Dalsze walki w Ukrainie wiążą się z ryzykiem ‚eskalacji konfliktu do wojny nuklearnej‘ – stwierdził J.D. Vance. Co jeszcze powiedział wiceprezydent USA?
Wiceprezydent chwali Trumpa
W poniedziałek J.D. Vance bronił Donalda Trumpa i jego działań na rzecz zakończenia wojny w Ukrainie. – Czy Rosjanie i Ukraińcy przestali walczyć? Nie. Ale czy zrobiliśmy większy postęp w ciągu trzech miesięcy niż w ciągu poprzednich trzech lat?

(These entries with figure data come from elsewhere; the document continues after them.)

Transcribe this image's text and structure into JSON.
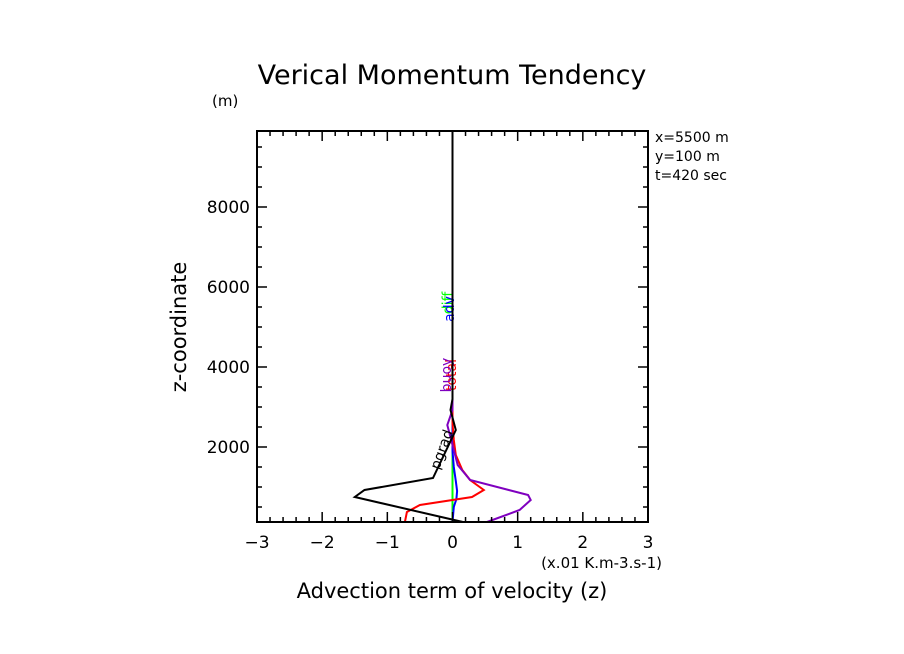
{
  "chart_data": {
    "type": "line",
    "title": "Verical Momentum Tendency",
    "xlabel": "Advection term of velocity (z)",
    "xunits": "(x.01 K.m-3.s-1)",
    "ylabel": "z-coordinate",
    "yunits": "(m)",
    "xlim": [
      -3,
      3
    ],
    "ylim": [
      125,
      9900
    ],
    "xticks": [
      -3,
      -2,
      -1,
      0,
      1,
      2,
      3
    ],
    "xtick_labels": [
      "−3",
      "−2",
      "−1",
      "0",
      "1",
      "2",
      "3"
    ],
    "yticks": [
      2000,
      4000,
      6000,
      8000
    ],
    "ytick_labels": [
      "2000",
      "4000",
      "6000",
      "8000"
    ],
    "grid": false,
    "info_lines": [
      "x=5500 m",
      "y=100 m",
      "t=420 sec"
    ],
    "series": [
      {
        "name": "pgrad",
        "color": "#000000",
        "label_at": [
          -0.1,
          1900
        ],
        "points": [
          [
            0.16,
            125
          ],
          [
            -1.5,
            750
          ],
          [
            -1.35,
            925
          ],
          [
            -0.3,
            1225
          ],
          [
            0.05,
            2425
          ],
          [
            -0.03,
            2925
          ],
          [
            0,
            3200
          ],
          [
            0,
            9900
          ]
        ]
      },
      {
        "name": "buoy",
        "color": "#7f00bf",
        "label_at": [
          -0.02,
          3800
        ],
        "points": [
          [
            0.53,
            125
          ],
          [
            1.03,
            425
          ],
          [
            1.2,
            675
          ],
          [
            1.16,
            800
          ],
          [
            0.27,
            1175
          ],
          [
            0.08,
            1550
          ],
          [
            0,
            2050
          ],
          [
            -0.08,
            2550
          ],
          [
            0,
            2925
          ],
          [
            0,
            6500
          ]
        ]
      },
      {
        "name": "total",
        "color": "#ff0000",
        "label_at": [
          0.05,
          3800
        ],
        "points": [
          [
            -0.73,
            125
          ],
          [
            -0.7,
            375
          ],
          [
            -0.5,
            550
          ],
          [
            0.3,
            750
          ],
          [
            0.48,
            925
          ],
          [
            0.27,
            1175
          ],
          [
            0.15,
            1425
          ],
          [
            0.05,
            1800
          ],
          [
            0.02,
            2175
          ],
          [
            0,
            2600
          ],
          [
            0,
            6500
          ]
        ]
      },
      {
        "name": "adv",
        "color": "#0000ff",
        "label_at": [
          0.02,
          5450
        ],
        "points": [
          [
            0,
            125
          ],
          [
            0.02,
            500
          ],
          [
            0.06,
            700
          ],
          [
            0.07,
            900
          ],
          [
            0.05,
            1150
          ],
          [
            0.02,
            1500
          ],
          [
            0,
            1900
          ],
          [
            0,
            6500
          ]
        ]
      },
      {
        "name": "diff",
        "color": "#00ff00",
        "label_at": [
          0.0,
          5600
        ],
        "points": [
          [
            0,
            125
          ],
          [
            0,
            6500
          ]
        ]
      }
    ]
  }
}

Zdecydowanie – stwierdził. Jak dodał, „nawet Ukraińcy, Europejczycy, Rosjanie, wszyscy jednocześnie przyznają, choć czasem niechętnie, że dyplomacja Donalda Trumpa posunęła tę kwestię do przodu“.
REKLAMA
Vance straszy „wojną nuklearną“
Wiceprezydent USA podkreślił, że „nie może powiedzieć ze 100 proc. pewnością“, że pokój zostanie osiągnięty, ale jest pewny, że „jeśli to się nie skończy, Ukraińcy nie wygrają wojny“. – Myślę, że wśród mediów głównego nurtu panuje dziwna idea, że jeśli ta sytuacja potrwa jeszcze kilka lat, Rosjanie upadną, Ukraińcy odzyskają swoje terytorium i wszystko wróci do stanu sprzed wojny – powiedział, po czym dodał: „To nie jest rzeczywistość, w której żyjemy“. Zdaniem J.D. Vance’a dalsze walki doprowadzą Rosję i Ukrainę do „koszmaru“ demograficznego i wiążą się z ryzykiem „eskalacji konfliktu do wojny nuklearnej“. -To musi się skończyć i gwarantuję, że prezydent każe wszystkim swoim ludziom, w tym mnie, ciężko pracować, aby to się skończyło – zapewnił.